The censure resolution formally criticised Ms Tlaib for her comments after the 7 October attack on Israel when Hamas militants killed 1,400 people in Israel and took at least 230 hostages.
Ms Tlaib, one of the first two Muslim women elected to Congress in 2019 and the House’s sole Palestinian-American member of Congress, has come under fire for saying that Israel was behind the bombing of the Al-Ahli Arab Hospital when US and Israeli intelligence said that a misfired Hamas rocket caused the destruction of the hospital.
In addition, many Democrats in her home state of Michigan, a state with a large Arab-American population, criticised her for using the slogan “from the River to the Sea.” Ms Tlaib, along with many supporters of Palestinian rights, say the slogan “is an aspirational call for freedom, human rights, and peaceful coexistence, not death, destruction, or hate.”
However, others argue the phrase is essentially calling for the dismantling of the state of Israel.
Ahead of the censure vote, Ms Tlaib defended herself from accusations of antisemitism.
“I will not be silenced and I will not let you distort my words,” she said. Ms Tlaib criticised the fact that more people were focused on her remarks than military attacks in Gaza. “The idea that criticising the government of Israel is antisemitic sets a very dangerous precedent, and it’s being used to silence diverse voices speaking up for human rights across our nation.”
Ms Tlaib also criticised President Joe Biden for disputing the death toll in Gaza.
“I can’t believe I have to say this, but Palestinian people are not disposable,” she said, as she choked up. “We are human beings just like anyone else.”

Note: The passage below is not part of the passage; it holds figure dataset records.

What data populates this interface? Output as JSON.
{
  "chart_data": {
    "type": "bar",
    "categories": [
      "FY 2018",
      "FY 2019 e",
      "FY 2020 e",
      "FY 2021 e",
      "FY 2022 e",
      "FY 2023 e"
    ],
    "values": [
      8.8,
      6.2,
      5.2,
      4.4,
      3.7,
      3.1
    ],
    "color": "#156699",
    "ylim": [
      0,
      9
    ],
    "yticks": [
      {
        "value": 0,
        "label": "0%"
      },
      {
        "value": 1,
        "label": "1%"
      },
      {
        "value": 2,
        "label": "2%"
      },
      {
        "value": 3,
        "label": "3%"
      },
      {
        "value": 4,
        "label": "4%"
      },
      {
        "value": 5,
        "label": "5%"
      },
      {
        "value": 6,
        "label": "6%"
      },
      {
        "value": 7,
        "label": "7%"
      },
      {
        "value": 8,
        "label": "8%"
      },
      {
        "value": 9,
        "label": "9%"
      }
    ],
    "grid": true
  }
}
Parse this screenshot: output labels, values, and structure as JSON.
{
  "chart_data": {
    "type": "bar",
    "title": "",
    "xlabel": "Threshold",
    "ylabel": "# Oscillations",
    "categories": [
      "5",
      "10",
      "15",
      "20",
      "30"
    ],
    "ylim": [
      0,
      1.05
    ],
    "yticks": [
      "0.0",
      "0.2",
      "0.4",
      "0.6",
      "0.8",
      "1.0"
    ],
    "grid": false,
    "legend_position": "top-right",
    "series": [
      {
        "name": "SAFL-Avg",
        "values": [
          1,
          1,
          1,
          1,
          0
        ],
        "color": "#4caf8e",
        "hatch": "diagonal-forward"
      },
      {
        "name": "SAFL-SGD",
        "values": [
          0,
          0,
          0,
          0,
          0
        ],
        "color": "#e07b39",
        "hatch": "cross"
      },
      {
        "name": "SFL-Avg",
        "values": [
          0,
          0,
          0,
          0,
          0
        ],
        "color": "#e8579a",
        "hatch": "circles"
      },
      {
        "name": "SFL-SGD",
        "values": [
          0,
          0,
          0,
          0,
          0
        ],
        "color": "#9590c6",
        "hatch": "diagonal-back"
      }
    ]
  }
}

But some supporters of Israel disputed her claims about the phrase.
“I would hardly define that as aspirational,” Rep Mike Lawler (R-NY) said in a floor speech, saying Ms Tlaib has “parroted the talking points and the message of Hamas.” The censure legislation also criticised Ms Tlaib for calling Israel an “apartheid state.”
“If you want Palestinians to be free, reject Hamas, reject the Palestinian authority, demand Hamas surrender,” Mr Lawler said to Ms Tlaib.
Along with 212 Republicans, 22 Democrats – including many Jewish-American Democrats and as well as Democrats from swing districts – joined the resolution censuring her. Only four Republicans – Reps Ken Buck (R-CO), Thomas Massie (R-KY), Tom McClintock (R-CA) and John Duarte (R-CA) – opposed the resolution. Four members – Reps Abigail Spanberger (D-VA), Donald Norcross (D-NJ), Susan Wild (D-PA) and David Joyce (R-OH) – voted “present.”
Rep Pramila Jayapal (D-WA) criticised Democrats who voted to censure a member of their own party.
“It is outrageous,” she told CNN’s Manu Raju. “I am embarrassed for those Democrats who voted to censure their own colleague, who voted against free speech. It is an embarrassment.”
But Rep Ritchie Torres (D-NY), an ardent supporter of Israel who voted for the censure resolution, defended his decision.
“Calling for the end of Israel as a Jewish State, through the insidious phrase ‘from the river to the sea,’ crosses a line of hate speech that no public official should ever cross,” he said on X, formerly known as Twitter. “Congress has a right to take a principled stand against hate speech calling for the destruction of the world’s only Jewish nation-state.”
The vote comes a month to the day since the deadly attack in Israel. But Congress has been unable to pass a proper aid package to Israel. Last week, the Republican majority in the House of Representatives passed a bill that would have stripped money from the Internal Revenue Service to pay for funding for aid to Israel.
The bill has little likelihood of passing the Democratic-controlled Senate and the nonpartisan Congressional Budget Office released a report last week saying that the legislation would cause net increase in the deficit of $12.5bn within a decade.